One of the first things I noticed as I read the poem is the presence of the word “listen” in the first line, and the word “hear” in the last. I think these words frame the poem quite well – not only is the person to whom the speaker is speaking supposed to listen for the church bells, but we are to listen to the poem. I also like that “listen,” a request, comes first, and “hear,” the action, later, as if the speaker’s request to listen to the church bells mirrors Graham’s “request” to listen to her poem.
Another conspicuous move Graham makes is the omission of the sounds of the church bells in the fifth stanza. Rather than attempting to capture the sound of the ringing in letters, she simply leaves a blank where the word or sound would go. She does reference each chime of the bell as a petal falling, however, which interestingly has no sound at all. In that same stanza Graham uses the word “yes” six times, the first in parentheses, the next following “like a vertebrate,” and the last four making up their own line with nothing else, including punctuation. These “yesses,” which seem to be the affirmation of the voice on the telephone that they can hear the bells, actually seem to be the closest Graham gives us to the sound of the bells themselves. It’s interesting that we don’t even know whether or not the person has heard the bells – in fact, we never hear from the person directly – and yet their affirmation, or at least what the speaker hopes to hear from them, is the closest we can get to hearing their sound. The form of the last line, “yes yes yes yes,” is written like an echo as a bell would be, but clearly the sound itself isn’t captured.
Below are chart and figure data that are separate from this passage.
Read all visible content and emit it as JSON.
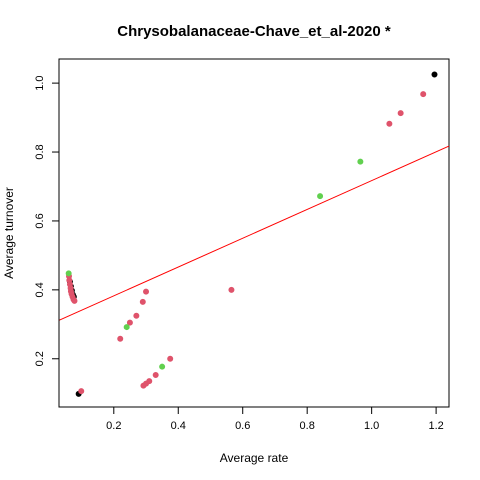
{
  "chart_data": {
    "type": "scatter",
    "title": "Chrysobalanaceae-Chave_et_al-2020 *",
    "xlabel": "Average rate",
    "ylabel": "Average turnover",
    "xlim": [
      0.03,
      1.24
    ],
    "ylim": [
      0.06,
      1.07
    ],
    "x_ticks": [
      {
        "value": 0.2,
        "label": "0.2"
      },
      {
        "value": 0.4,
        "label": "0.4"
      },
      {
        "value": 0.6,
        "label": "0.6"
      },
      {
        "value": 0.8,
        "label": "0.8"
      },
      {
        "value": 1.0,
        "label": "1.0"
      },
      {
        "value": 1.2,
        "label": "1.2"
      }
    ],
    "y_ticks": [
      {
        "value": 0.2,
        "label": "0.2"
      },
      {
        "value": 0.4,
        "label": "0.4"
      },
      {
        "value": 0.6,
        "label": "0.6"
      },
      {
        "value": 0.8,
        "label": "0.8"
      },
      {
        "value": 1.0,
        "label": "1.0"
      }
    ],
    "grid": false,
    "legend": "none",
    "series": [
      {
        "color": "#000000",
        "points": [
          {
            "x": 0.064,
            "y": 0.424
          },
          {
            "x": 0.067,
            "y": 0.41
          },
          {
            "x": 0.07,
            "y": 0.398
          },
          {
            "x": 0.073,
            "y": 0.386
          },
          {
            "x": 0.076,
            "y": 0.38
          },
          {
            "x": 0.091,
            "y": 0.098
          },
          {
            "x": 1.195,
            "y": 1.025
          }
        ]
      },
      {
        "color": "#DF536B",
        "points": [
          {
            "x": 0.061,
            "y": 0.44
          },
          {
            "x": 0.062,
            "y": 0.428
          },
          {
            "x": 0.064,
            "y": 0.416
          },
          {
            "x": 0.066,
            "y": 0.405
          },
          {
            "x": 0.067,
            "y": 0.396
          },
          {
            "x": 0.069,
            "y": 0.388
          },
          {
            "x": 0.072,
            "y": 0.38
          },
          {
            "x": 0.075,
            "y": 0.372
          },
          {
            "x": 0.078,
            "y": 0.368
          },
          {
            "x": 0.099,
            "y": 0.106
          },
          {
            "x": 0.22,
            "y": 0.258
          },
          {
            "x": 0.25,
            "y": 0.305
          },
          {
            "x": 0.27,
            "y": 0.325
          },
          {
            "x": 0.29,
            "y": 0.365
          },
          {
            "x": 0.3,
            "y": 0.395
          },
          {
            "x": 0.292,
            "y": 0.122
          },
          {
            "x": 0.3,
            "y": 0.128
          },
          {
            "x": 0.31,
            "y": 0.135
          },
          {
            "x": 0.33,
            "y": 0.153
          },
          {
            "x": 0.375,
            "y": 0.2
          },
          {
            "x": 0.565,
            "y": 0.4
          },
          {
            "x": 1.055,
            "y": 0.882
          },
          {
            "x": 1.09,
            "y": 0.913
          },
          {
            "x": 1.16,
            "y": 0.968
          }
        ]
      },
      {
        "color": "#61D04F",
        "points": [
          {
            "x": 0.06,
            "y": 0.448
          },
          {
            "x": 0.24,
            "y": 0.292
          },
          {
            "x": 0.35,
            "y": 0.177
          },
          {
            "x": 0.84,
            "y": 0.672
          },
          {
            "x": 0.965,
            "y": 0.772
          }
        ]
      }
    ],
    "fit_line": {
      "color": "#FF0000",
      "intercept": 0.299,
      "slope": 0.418
    }
  }
}
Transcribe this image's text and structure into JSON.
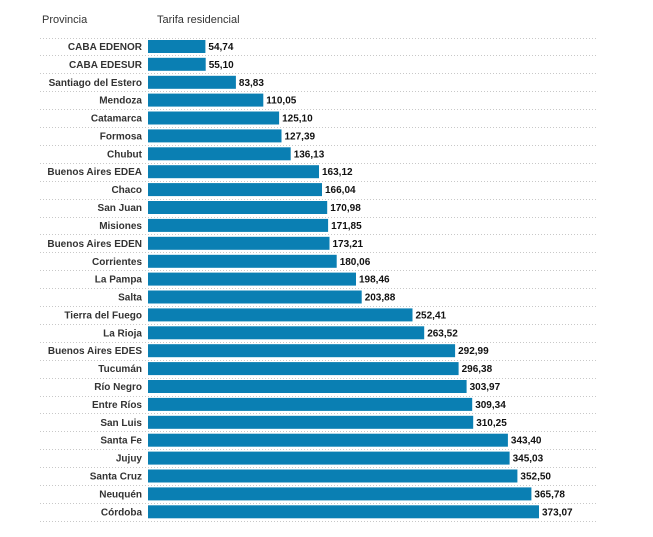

In the stanzas to follow, the most noticeable repetition is of the word “blue.” It is used six times before the end of the poem, often in ways that don’t make a lot of logistical sense, for instance, in “something announces itself/ like a piece of the whole blueness broken off and thrown down…” However, the reader can’t help but hear the sound of the word over and over (six times in twelve lines, two of those lines containing the word twice). I think this goes back to Graham’s instruction to “listen” and her question at the end of whether or not we “hear” – like the echo of “yes” as the speaker tries to get her or his companion to hear the bells in order to feel together, we are given the repetition of “blue” not so much for the word itself as for the echo and connection it brings.
The last thing I wanted to point out is just something I loved about Graham’s language – in the eighth line from the end of the poem, the speaker refers to the telephone as “the plastic parenthetical opening wherein I have you.” I love that description that so carefully balances the idea of plastic, something hard and impersonal, with a “parenthetical opening,” which for me creates the image of a curve (presumably the mouthpiece) mimicking one half of a parentheses – one half on each side of the ocean, with a relationship filling the space between even though physical proximity isn’t possible. It’s a beautiful idea.
I’d be interested to see what other people thought about Graham’s experiments with language – is her balance between words as beautiful and flawed believable? Do her omissions and echoes work? Is her work an experiment in the first place?